Intravasation, survival in circulation, and extravasation each impose additional selection. Circulating tumor cells cluster with platelets to survive shear stress and evade NK cells. Most die in transit. Those that extravasate at distant sites are in a foreign microenvironment and largely die or enter dormancy — sometimes for years before re-emerging.
Organotropism — the non-random pattern of where cancers metastasize — is driven by chemokine receptor-ligand compatibility (CXCR4 on breast cancer cells, CXCL12 concentrated in bone marrow and lung), exosome pre-conditioning of target organs, and metabolic compatibility with the destination tissue.
The connection between #5 and #6
These two hallmarks are usually taught separately, but they are mechanistically entangled.
Angiogenesis enables metastasis. Tumor vasculature is the physical route of intravasation — the leaky, fenestrated tumor vessels that form in response to VEGF are structurally easier for tumor cells to enter than normal, tight-junctioned capillaries. High intratumoral vessel density correlates with metastatic risk in several tumor types.
Macrophages bridge both. Tumor-associated macrophages (TAMs) promote angiogenesis by secreting VEGF and MMP9 (which releases matrix-bound VEGF stores), and they facilitate intravasation by creating paracrine co-migration programs with tumor cells. The same cell type drives both hallmarks simultaneously.
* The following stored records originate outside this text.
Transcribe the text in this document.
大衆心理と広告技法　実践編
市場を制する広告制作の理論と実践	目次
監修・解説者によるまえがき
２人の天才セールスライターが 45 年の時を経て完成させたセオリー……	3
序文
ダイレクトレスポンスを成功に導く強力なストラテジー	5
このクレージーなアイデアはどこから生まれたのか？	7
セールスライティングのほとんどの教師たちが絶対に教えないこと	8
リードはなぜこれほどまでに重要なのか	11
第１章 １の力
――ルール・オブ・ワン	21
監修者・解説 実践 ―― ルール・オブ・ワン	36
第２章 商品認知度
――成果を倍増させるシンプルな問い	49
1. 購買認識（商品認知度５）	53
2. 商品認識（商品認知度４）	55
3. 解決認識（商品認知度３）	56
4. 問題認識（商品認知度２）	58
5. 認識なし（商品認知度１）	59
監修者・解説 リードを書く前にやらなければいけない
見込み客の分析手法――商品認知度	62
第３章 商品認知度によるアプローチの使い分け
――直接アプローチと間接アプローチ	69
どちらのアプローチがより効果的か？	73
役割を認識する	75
The anti-angiogenic therapy paradox. Bevacizumab and other VEGF-pathway inhibitors reduce primary tumor vascularity — but clinical data in some settings show increased invasiveness and distant metastasis after anti-angiogenic therapy. The mechanism: VEGF blockade drives tumor hypoxia, which activates HIF-1α-driven EMT programs. The tumor responds to having its blood supply cut by becoming more invasive. This doesn't negate anti-angiogenic utility, but it explains why combining anti-VEGF with anti-invasion strategies has biological rationale — and why neither hallmark can be cleanly separated from the other.
Summary(Summary)
Hallmarks #5 and #6 are the scale-up: angiogenesis converts a diffusion-limited microscopic clone into a vascularized mass; invasion and metastasis convert a local disease into a systemic one. HIF-1α links them — it drives VEGF-mediated vessel formation under hypoxia and EMT-mediated invasion when oxygen stays scarce. Tumor-associated macrophages participate in both. Anti-angiogenic therapy can, paradoxically, promote invasion by deepening hypoxia and activating EMT transcription factors — which is why these hallmarks need to be addressed together rather than sequentially. The ~90% of cancer deaths caused by metastasis are the clinical consequence of hallmark #6 succeeding at the end of the cascade that hallmark #5 enabled.